Thursday, November 27, 2008

Thanksgiving 2006

I MUST share the story of my most memorable Thanksgiving to date: Thanksgiving 2006.

Two years ago my parents hosted Thanksgiving at their house. On the invite list was my immediate family, my Dad's extended family from Western Pennsylvania, my cousin's wife (my cousin is a firefighter and worked that day so he could not be there), and my then-boyfriend.

At the time, both my sister and I lived at home. I was going to grad school, and my sister was apartment shopping. Additionally, my parents have a weimaraner named Heidi, and my sister has a weimaraner named Hans. Heidi and Hans are part of the family. Most people are slightly offended by the way we treat our dogs - we allow them to beg from the dinner table, sleep in bed with us, and lounge on the furniture. But as my dad always says, "if you don't like my dogs then you can leave my house!"

This is important to note for two reasons: 1) Hans has a big role in this story, and 2) My dad's family from PA aren't big "dog" people.

About an hour before our guests were to arrive, my sister and I decided to hit up the grocery store for a couple of last minute items. My sister will tell you that she doesn't like "Thanksgiving food." She's a macaroni & cheese and pizza kind of gal, so dressing and cranberry sauce don't score too high on her list of yummy foods. We were going to the grocery store for mac-n-cheese.

After grabbing the final item and putting it in our grocery cart, we stopped by the in-store Starbuck's for coffees. While standing in line, my phone rang. I answered.

Mom: "You need to get home right away."
Me: "What's going on?"
Mom: "Hans has been hit by a car."
Me: "Are you serious? Okay, we're on our way." 

I looked at my sister. Hans is her life. That dog is her baby - honestly, she thinks breast-feeding is sort-of gross, but she would breast-feed that dog if she had to. I know that is a horrible visual, but it's the truth. 

So my sister is now looking at me like, "what's going on." I say to her, "we have to leave, now." She asks, "what's wrong?" I didn't have the heart to lie. As soon as I told her, she dropped everything - groceries, coffee - and started running to the car. I remember running behind her and watching her. She was trying to run but because she was in hysterics, she just sort-of shuffled out of the grocery store while making strange wailing noises.
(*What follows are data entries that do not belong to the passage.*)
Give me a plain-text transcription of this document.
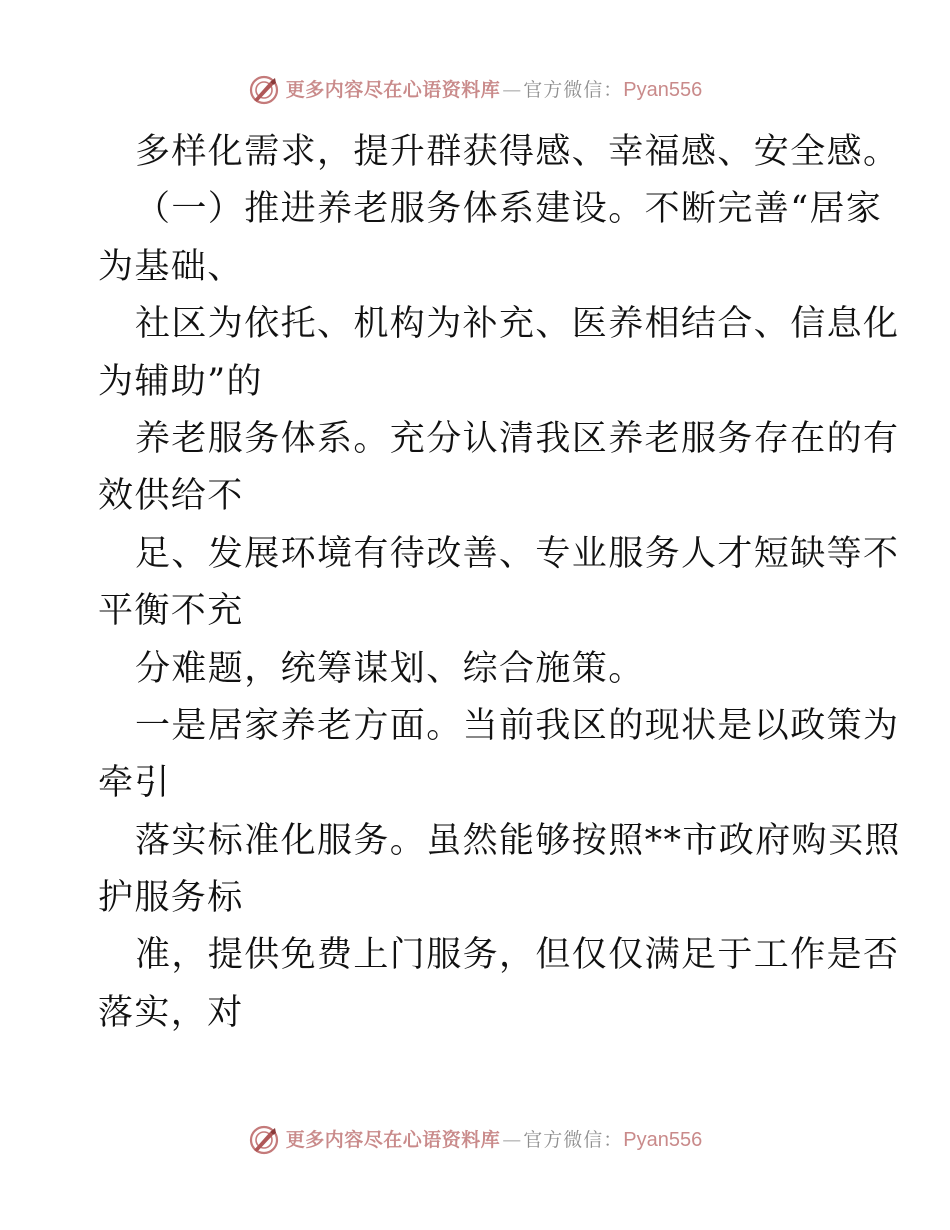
更多内容尽在心语资料库 — 官方微信： Pyan556
多样化需求，提升群获得感、幸福感、安全感。
（一）推进养老服务体系建设。不断完善“居家
为基础、
社区为依托、机构为补充、医养相结合、信息化
为辅助”的
养老服务体系。充分认清我区养老服务存在的有
效供给不
足、发展环境有待改善、专业服务人才短缺等不
平衡不充
分难题，统筹谋划、综合施策。
一是居家养老方面。当前我区的现状是以政策为
牵引
落实标准化服务。虽然能够按照**市政府购买照
护服务标
准，提供免费上门服务，但仅仅满足于工作是否
落实，对
更多内容尽在心语资料库 — 官方微信： Pyan556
We arrived home in record time (we only lived 2 miles from the grocery) and found my parents holding Hans. He was alert and on his feet, but his eyes were bloodshot and his tail was tucked, and he looked a bit beat up. Because our family from PA was on their way, I decided to stay back with my cousin's wife while my family took off with the dog to the puppy ER.

Soon after, our guests arrived. Because my mom had been in charge of the dinner, and because my mom was now at the puppy ER, my Great Aunt helped pull things together (even though she is ancient and not functioning so well). I can remember sitting at the table with my distant family and feeling sick to my stomach. I was so worried about the dog. And of course, my family from PA didn't understand. They are farmers, and they don't have relationships with animals as pets. I totally respect that, but they just didn't understand how badly I wanted them to leave so that I could be with my family and dog in that moment. 

After what seemed like forever, we received a phone call from my sister. Hans was going to be okay! He was going through a battery of tests to make sure that there was no internal bleeding, but he would survive. Now that everyone could relax a bit, my parents decided to leave my sister with Hans at the vet and come home to be with their guests. I decided to go to the vet to be with my sister.

It just so happened that my then-boyfriend (now husband) was on his way in town from his parents house to spend the rest of Thanksgiving with my family. Like a hero, he arrived just in time to pick up my sister, the puppy, and me from the vet. My then-boyfriend and I had only known each other a couple of months at that point, but I knew he was "it." He was so helpful during that difficult time, and even though he wasn't raised with pets like I was, he was willing to do whatever needed to be done for my family.

I will never forget that Thanksgiving. Thank God that Hans was okay, but he really gave us a scare. As it turns out, Hans was hit by a young man who was learning to drive. It was not the boy's fault at all. Hans darted into the street between two parked cars. The boy never even saw him coming. Fortunately this took place on a cul-de-sac thus the boy was driving slowly. I imagine that it really shook the boy up - can you imagine hitting a dog while you're learning to drive?!


Anonymous said...

okay...worst day EVER! I still look at Hans and feel bad for what he went through...that was really nice of Matt to help out that day..and yes, if needed,and wasn't totally weird, I would pump breastmilk for my dog.